I've been taught that sum$(S)$ of first $n$ terms of G.P. is given by– $$S=\frac{a(1-r^n)}{1-r}$$ where, $a$ is first term of G.P., $r$ is common ratio and $r>1$ or $r<-1$
But, if we talk about infinite G.P., the sum $(S)$ is given by– $$S=\frac{a}{1-r}$$ where, $a$ is first term of G.P., $r$ is common ratio. But here, $|r|$$<$$1$.
And, the reason my teacher gave for the derivation of formula is that– as, $n$$\to$$\infty$, $r^n$$\to$$0$.
Doubt= Since $r^n$$≈$$0$ , So sum of infinite G.P. must also be an approximation.Isn't it????

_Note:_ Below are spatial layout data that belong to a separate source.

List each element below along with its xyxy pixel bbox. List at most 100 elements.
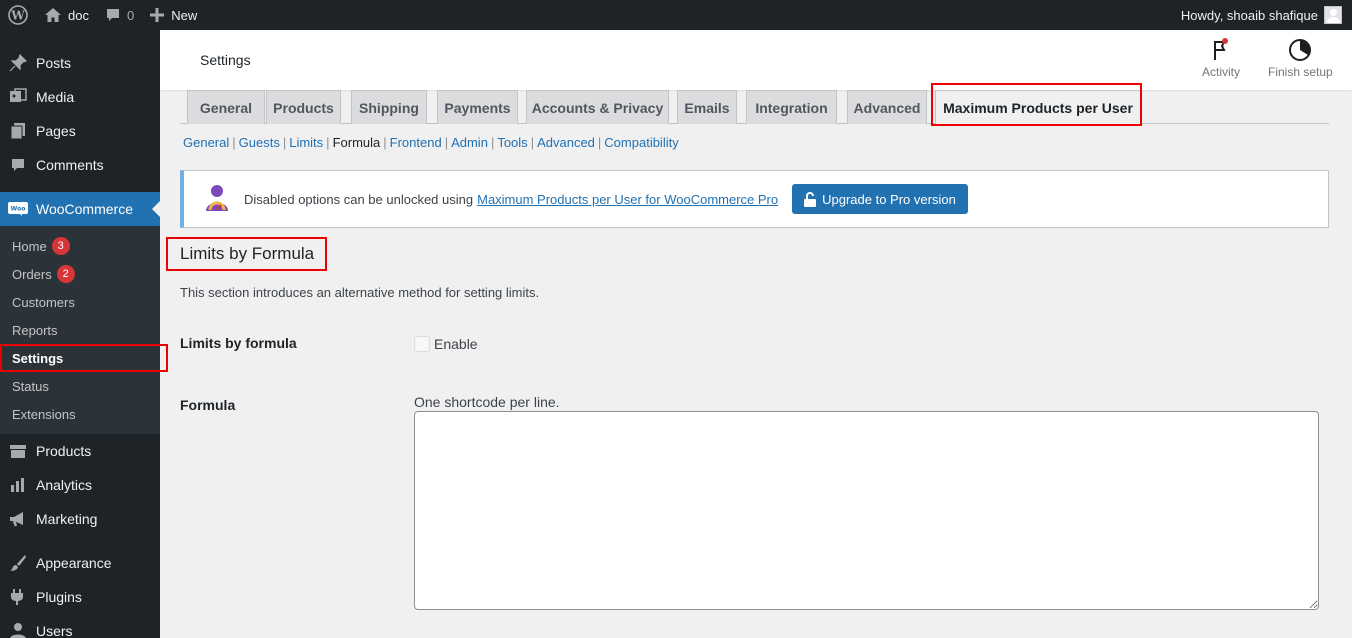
flag-icon xyxy=(1214,38,1228,60)
notice-text: Disabled options can be unlocked using xyxy=(244,191,474,207)
formula-textarea[interactable] xyxy=(414,411,1319,610)
media-icon xyxy=(8,87,28,107)
pin-icon xyxy=(8,53,28,73)
my-account-link[interactable]: Howdy, shoaib shafique xyxy=(1173,0,1352,30)
subnav-compatibility[interactable]: Compatibility xyxy=(604,135,678,150)
woocommerce-submenu: Home 3 Orders 2 Customers Reports Settin… xyxy=(0,226,168,434)
subnav-admin[interactable]: Admin xyxy=(451,135,488,150)
finish-setup-button[interactable]: Finish setup xyxy=(1268,38,1333,79)
submenu-home[interactable]: Home 3 xyxy=(0,232,160,260)
submenu-reports[interactable]: Reports xyxy=(0,316,160,344)
section-description: This section introduces an alternative m… xyxy=(180,285,540,300)
count-badge: 3 xyxy=(51,237,70,255)
menu-label: Appearance xyxy=(36,555,112,571)
tab-integration[interactable]: Integration xyxy=(746,90,837,124)
wordpress-logo-icon[interactable]: W xyxy=(0,0,36,30)
menu-posts[interactable]: Posts xyxy=(0,46,160,80)
analytics-icon xyxy=(8,475,28,495)
menu-users[interactable]: Users xyxy=(0,614,160,638)
submenu-label: Customers xyxy=(12,294,75,310)
upgrade-pro-button[interactable]: Upgrade to Pro version xyxy=(792,184,968,214)
menu-label: Plugins xyxy=(36,589,82,605)
comments-link[interactable]: 0 xyxy=(97,0,142,30)
menu-marketing[interactable]: Marketing xyxy=(0,502,160,536)
tab-products[interactable]: Products xyxy=(266,90,341,124)
subnav-guests[interactable]: Guests xyxy=(239,135,280,150)
menu-label: Comments xyxy=(36,157,104,173)
upgrade-pro-label: Upgrade to Pro version xyxy=(822,191,956,207)
menu-label: Users xyxy=(36,623,73,638)
menu-woocommerce[interactable]: Woo WooCommerce xyxy=(0,192,160,226)
comments-count: 0 xyxy=(126,7,135,23)
enable-checkbox-label[interactable]: Enable xyxy=(434,336,478,352)
progress-circle-icon xyxy=(1289,39,1312,61)
menu-label: Posts xyxy=(36,55,72,71)
limits-by-formula-label: Limits by formula xyxy=(180,335,297,351)
avatar xyxy=(1324,6,1342,24)
megaphone-icon xyxy=(8,509,28,529)
menu-analytics[interactable]: Analytics xyxy=(0,468,160,502)
tab-general[interactable]: General xyxy=(187,90,265,124)
pro-plugin-link[interactable]: Maximum Products per User for WooCommerc… xyxy=(477,192,778,207)
menu-label: Marketing xyxy=(36,511,98,527)
users-icon xyxy=(8,621,28,638)
finish-setup-label: Finish setup xyxy=(1268,65,1333,79)
submenu-label: Home xyxy=(12,238,47,254)
section-subnav: General | Guests | Limits | Formula | Frontend | A… xyxy=(183,135,679,150)
submenu-label: Orders xyxy=(12,266,52,282)
menu-media[interactable]: Media xyxy=(0,80,160,114)
count-badge: 2 xyxy=(56,265,75,283)
unlock-icon xyxy=(804,191,817,207)
submenu-orders[interactable]: Orders 2 xyxy=(0,260,160,288)
subnav-limits[interactable]: Limits xyxy=(289,135,323,150)
formula-label: Formula xyxy=(180,397,236,413)
submenu-customers[interactable]: Customers xyxy=(0,288,160,316)
subnav-general[interactable]: General xyxy=(183,135,229,150)
submenu-extensions[interactable]: Extensions xyxy=(0,400,160,428)
tab-emails[interactable]: Emails xyxy=(677,90,737,124)
submenu-settings[interactable]: Settings xyxy=(0,344,168,372)
section-title: Limits by Formula xyxy=(166,237,327,271)
menu-pages[interactable]: Pages xyxy=(0,114,160,148)
comment-icon xyxy=(106,9,119,21)
site-name-link[interactable]: doc xyxy=(36,0,97,30)
subnav-tools[interactable]: Tools xyxy=(497,135,527,150)
formula-description: One shortcode per line. xyxy=(414,394,560,410)
products-icon xyxy=(8,441,28,461)
menu-label: WooCommerce xyxy=(36,201,133,217)
plus-icon xyxy=(150,8,165,22)
svg-text:W: W xyxy=(10,9,25,23)
menu-comments[interactable]: Comments xyxy=(0,148,160,182)
submenu-label: Status xyxy=(12,378,49,394)
svg-text:Woo: Woo xyxy=(11,206,26,213)
pro-notice: Disabled options can be unlocked using M… xyxy=(180,170,1329,228)
subnav-frontend[interactable]: Frontend xyxy=(390,135,442,150)
menu-label: Pages xyxy=(36,123,76,139)
tab-maximum-products-per-user[interactable]: Maximum Products per User xyxy=(935,90,1141,125)
wc-header: Settings Activity Finish setup xyxy=(160,30,1352,90)
tab-advanced[interactable]: Advanced xyxy=(847,90,927,124)
menu-plugins[interactable]: Plugins xyxy=(0,580,160,614)
enable-checkbox[interactable] xyxy=(414,336,430,352)
submenu-status[interactable]: Status xyxy=(0,372,160,400)
activity-button[interactable]: Activity xyxy=(1202,38,1240,79)
menu-label: Analytics xyxy=(36,477,93,493)
subnav-advanced[interactable]: Advanced xyxy=(537,135,595,150)
menu-appearance[interactable]: Appearance xyxy=(0,546,160,580)
menu-label: Media xyxy=(36,89,75,105)
submenu-label: Extensions xyxy=(12,406,76,422)
greeting: Howdy, shoaib shafique xyxy=(1180,7,1318,23)
site-name: doc xyxy=(68,7,89,23)
tab-accounts-privacy[interactable]: Accounts & Privacy xyxy=(526,90,669,124)
menu-products[interactable]: Products xyxy=(0,434,160,468)
home-icon xyxy=(45,8,61,22)
pages-icon xyxy=(8,121,28,141)
subnav-formula[interactable]: Formula xyxy=(333,135,381,150)
submenu-label: Settings xyxy=(12,350,64,366)
brush-icon xyxy=(8,553,28,573)
page-title: Settings xyxy=(200,52,251,68)
activity-label: Activity xyxy=(1202,65,1241,79)
tab-payments[interactable]: Payments xyxy=(437,90,518,124)
tab-shipping[interactable]: Shipping xyxy=(351,90,427,124)
new-content-link[interactable]: New xyxy=(142,0,205,30)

The confusion might be with what limits are. If I ask you, "as $x$ goes to $\infty$, what happens to the value of $\frac{1}{x}+5$," what would you say? Well, the expression $\frac{1}{x} + 5$ approaches -- but never actually reaches -- $5$. You can verify this: there is no single $x$ for which $1/x = 0$.
In a similar way, the value of an infinite geometric series can be seen as a limit, namely, $$S = \frac{a}{1-r} = \lim_{n\to\infty} \sum_{i = 1}^n r^i.$$
There is no $n \in \mathbb{N}$ such that $\sum_{i=1}^n r^i = S$. But as we keep on increasing the number of terms in the sum, we get closer and closer to $S = \frac{a}{1-r}$.